DU MERCREDI AU VENDREDI 13H30 / 18H30 SAMEDI ET DIMANCHE 13H30 / 19H00 FERMÉE LES JOURS FÉRIÉS

Les principes éthiques et esthétiques se sont très tôt imposés dans l’œuvre photographique de Philippe Bazin : questionnant la normalisation institutionnelle, évacuant les systèmes médiatiques, cette œuvre se distingue d’emblée des schémas visuels dominants (ceux du photoreportage notamment) pour adopter d’autres approches, d’autres protocoles de prises de vues. L’œuvre écrite de Christiane Vollaire se définit quant à elle, pour une large part, comme une philosophie de terrain, attentive à des réalités qui ne sont pas traditionnellement attribuées à la discipline philosophique dans son exercice académique. Elaborée à partir de constats, de recherches et d’entretiens, en lien avec l’élaboration des concepts autant qu’avec l’histoire des idées, son approche philosophique vise à « produire de la pensée à partir du concret ».
 La collaboration entre la philosophe et le photographe remonte à la fin des années 1990, et s’est construite au fil de leurs recherches sur différents terrains et selon différentes actualités telles que l’exil, le rapport au pouvoir et les mouvements de revendication ou, plus récemment, les solidarités face aux politiques néolibérales. L’ensemble exposé à la Maison Doisneau propose, pour la première fois Solidarités en Grèce, mené à quatre mains par Philippe Bazin et Christiane Vollaire, associant à nouveau les exigences de la photographie documentaire et celles de la philosophie de terrain, autour de la question du commun. L’exposition rassemble trois séries, trois approches documentaires radicales et innovantes où s’organisent analyses, entretiens et images :

– La radicalisation du monde (extrait) révèle la face humaine dans différents moments de l’existence et dans différents lieux institutionnels.
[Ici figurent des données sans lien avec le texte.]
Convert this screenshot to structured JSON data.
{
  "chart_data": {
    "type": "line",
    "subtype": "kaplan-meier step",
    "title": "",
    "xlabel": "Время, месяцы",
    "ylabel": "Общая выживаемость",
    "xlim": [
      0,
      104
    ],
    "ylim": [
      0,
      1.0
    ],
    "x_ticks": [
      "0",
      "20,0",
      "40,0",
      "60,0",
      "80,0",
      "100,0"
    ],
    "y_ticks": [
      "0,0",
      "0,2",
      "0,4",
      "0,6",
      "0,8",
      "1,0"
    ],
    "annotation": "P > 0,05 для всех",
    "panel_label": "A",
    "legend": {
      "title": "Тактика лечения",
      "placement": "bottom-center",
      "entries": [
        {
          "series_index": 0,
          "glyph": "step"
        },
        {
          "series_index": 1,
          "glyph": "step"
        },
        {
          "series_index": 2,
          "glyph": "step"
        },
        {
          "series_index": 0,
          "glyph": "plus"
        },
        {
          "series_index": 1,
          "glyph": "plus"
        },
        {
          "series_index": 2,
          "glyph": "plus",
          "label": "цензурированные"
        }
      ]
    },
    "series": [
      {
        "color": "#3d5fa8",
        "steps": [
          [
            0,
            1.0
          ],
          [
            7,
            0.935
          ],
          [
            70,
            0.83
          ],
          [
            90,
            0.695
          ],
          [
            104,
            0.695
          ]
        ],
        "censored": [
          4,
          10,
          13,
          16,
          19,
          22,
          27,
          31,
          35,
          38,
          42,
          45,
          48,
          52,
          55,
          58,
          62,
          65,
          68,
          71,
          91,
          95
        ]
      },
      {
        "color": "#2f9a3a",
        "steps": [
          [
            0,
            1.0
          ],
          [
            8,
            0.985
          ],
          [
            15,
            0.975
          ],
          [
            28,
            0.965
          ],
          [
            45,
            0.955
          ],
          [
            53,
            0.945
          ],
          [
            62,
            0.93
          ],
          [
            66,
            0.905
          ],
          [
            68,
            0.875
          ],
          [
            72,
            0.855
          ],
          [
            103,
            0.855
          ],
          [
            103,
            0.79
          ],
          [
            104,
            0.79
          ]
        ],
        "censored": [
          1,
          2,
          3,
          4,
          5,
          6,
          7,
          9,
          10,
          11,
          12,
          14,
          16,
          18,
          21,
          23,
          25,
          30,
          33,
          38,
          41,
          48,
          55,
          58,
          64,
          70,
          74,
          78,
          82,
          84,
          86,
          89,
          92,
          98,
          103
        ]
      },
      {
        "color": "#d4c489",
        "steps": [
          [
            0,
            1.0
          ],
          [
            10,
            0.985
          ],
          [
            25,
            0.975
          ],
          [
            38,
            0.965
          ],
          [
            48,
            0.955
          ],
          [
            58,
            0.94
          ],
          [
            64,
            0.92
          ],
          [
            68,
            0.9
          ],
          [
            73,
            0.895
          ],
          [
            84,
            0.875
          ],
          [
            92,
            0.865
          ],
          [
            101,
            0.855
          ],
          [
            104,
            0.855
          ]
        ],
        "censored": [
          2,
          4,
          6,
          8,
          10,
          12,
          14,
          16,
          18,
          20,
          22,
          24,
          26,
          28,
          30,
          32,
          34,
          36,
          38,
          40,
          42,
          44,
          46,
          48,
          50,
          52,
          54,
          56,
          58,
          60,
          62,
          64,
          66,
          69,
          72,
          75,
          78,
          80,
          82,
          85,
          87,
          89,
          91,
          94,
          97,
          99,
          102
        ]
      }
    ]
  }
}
– Femmes militantes des Balkans (extrait) met en lumière, en relation avec leurs paroles, des femmes activistes d’ex -Yougoslavie et d’Albanie, à la fin de la dernière guerre des Balkans.

– Solidarités en Grèce donne la parole et une visibilité aux acteurs – y compris exilés – des nombreux engagements solidaires alternatifs dans la population grecque.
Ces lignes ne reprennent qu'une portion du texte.